The Matthias Gast House is a historic building in Maria Stein, Ohio, United States. Built in the middle of the nineteenth century, it was the home of one of Mercer County's most prominent early citizens, and it has been designated a historic site because of its importance in local history.

==Gast==
A native of France, Matthias Gast was born in 1813 and immigrated to the United States in 1828. One of Marion Township's earliest settlers, he opened the community's first shoe store in 1833 and soon began to expand his business into other nearby communities. As the years passed, Gast became prominent throughout Marion County, serving as one of its earliest county commissioners.

==Architecture==
The Gast House is a rectangular structure, five bays wide on the front and two bays wide on the sides. Both the foundation and the two-story walls are built of brick. Gast erected two structures around his house: a frame store to the west and a frame summer kitchen; before the store was built, he operated a store and hotel out of his house.

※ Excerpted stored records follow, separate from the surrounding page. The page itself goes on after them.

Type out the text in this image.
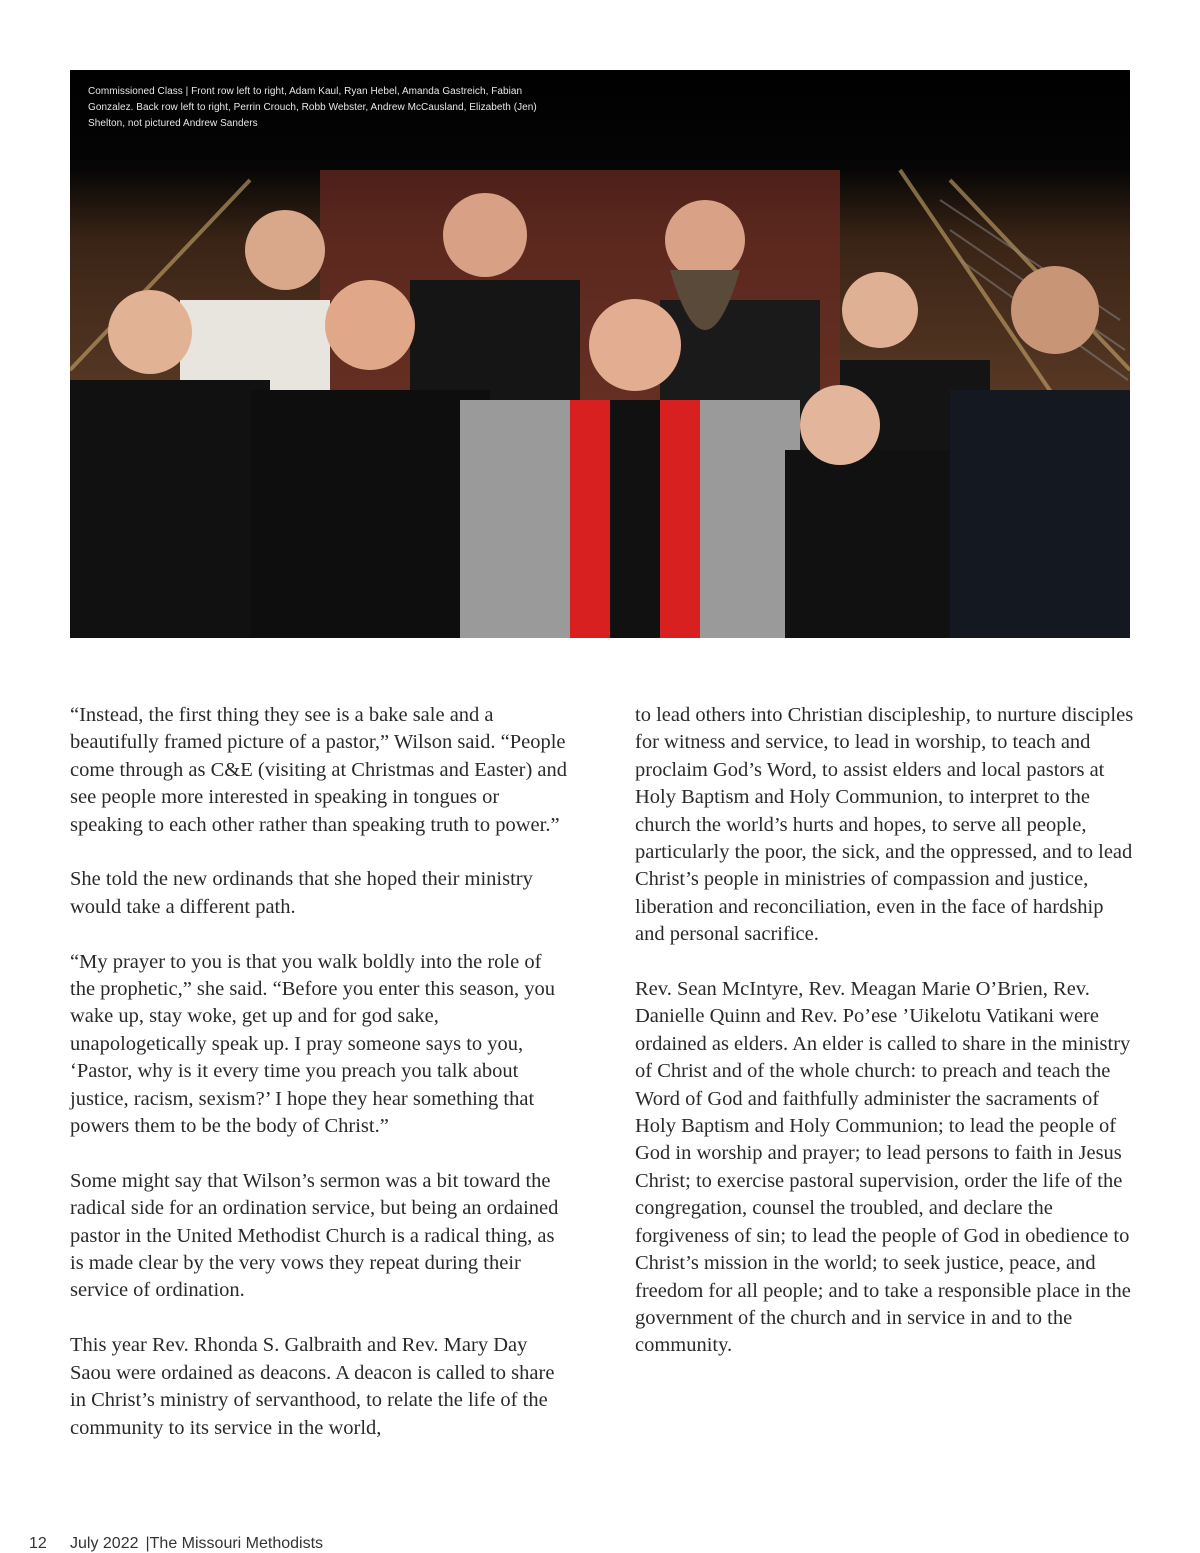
Commissioned Class | Front row left to right, Adam Kaul, Ryan Hebel, Amanda Gastreich, Fabian Gonzalez. Back row left to right, Perrin Crouch, Robb Webster, Andrew McCausland, Elizabeth (Jen) Shelton, not pictured Andrew Sanders

“Instead, the first thing they see is a bake sale and a beautifully framed picture of a pastor,” Wilson said. “People come through as C&E (visiting at Christmas and Easter) and see people more interested in speaking in tongues or speaking to each other rather than speaking truth to power.”

She told the new ordinands that she hoped their ministry would take a different path.

“My prayer to you is that you walk boldly into the role of the prophetic,” she said. “Before you enter this season, you wake up, stay woke, get up and for god sake, unapologetically speak up. I pray someone says to you, ‘Pastor, why is it every time you preach you talk about justice, racism, sexism?’ I hope they hear something that powers them to be the body of Christ.”

Some might say that Wilson’s sermon was a bit toward the radical side for an ordination service, but being an ordained pastor in the United Methodist Church is a radical thing, as is made clear by the very vows they repeat during their service of ordination.

This year Rev. Rhonda S. Galbraith and Rev. Mary Day Saou were ordained as deacons. A deacon is called to share in Christ’s ministry of servanthood, to relate the life of the community to its service in the world,

to lead others into Christian discipleship, to nurture disciples for witness and service, to lead in worship, to teach and proclaim God’s Word, to assist elders and local pastors at Holy Baptism and Holy Communion, to interpret to the church the world’s hurts and hopes, to serve all people, particularly the poor, the sick, and the oppressed, and to lead Christ’s people in ministries of compassion and justice, liberation and reconciliation, even in the face of hardship and personal sacrifice.

Rev. Sean McIntyre, Rev. Meagan Marie O’Brien, Rev. Danielle Quinn and Rev. Po’ese ’Uikelotu Vatikani were ordained as elders. An elder is called to share in the ministry of Christ and of the whole church: to preach and teach the Word of God and faithfully administer the sacraments of Holy Baptism and Holy Communion; to lead the people of God in worship and prayer; to lead persons to faith in Jesus Christ; to exercise pastoral supervision, order the life of the congregation, counsel the troubled, and declare the forgiveness of sin; to lead the people of God in obedience to Christ’s mission in the world; to seek justice, peace, and freedom for all people; and to take a responsible place in the government of the church and in service in and to the community.

12 July 2022 |The Missouri Methodists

In later years, younger members of the Gast family built a substantial addition to the rear of the house to accommodate increasing numbers of relatives. Among the later owners of the property was Martha Gast, who used the store as a room for storing hardware.

==Recognition==
In 1978, the Gast property — parts of which had been sold to other families — was listed on the National Register of Historic Places. It qualified for inclusion on the Register for three different reasons: as the home of a leading member of local society, as a leading element of local history, and as a well-preserved example of historic architecture. The complex is one of three groups of buildings in Maria Stein that are listed on the Register, along with the Maria Stein Convent and St. John the Baptist Catholic Church.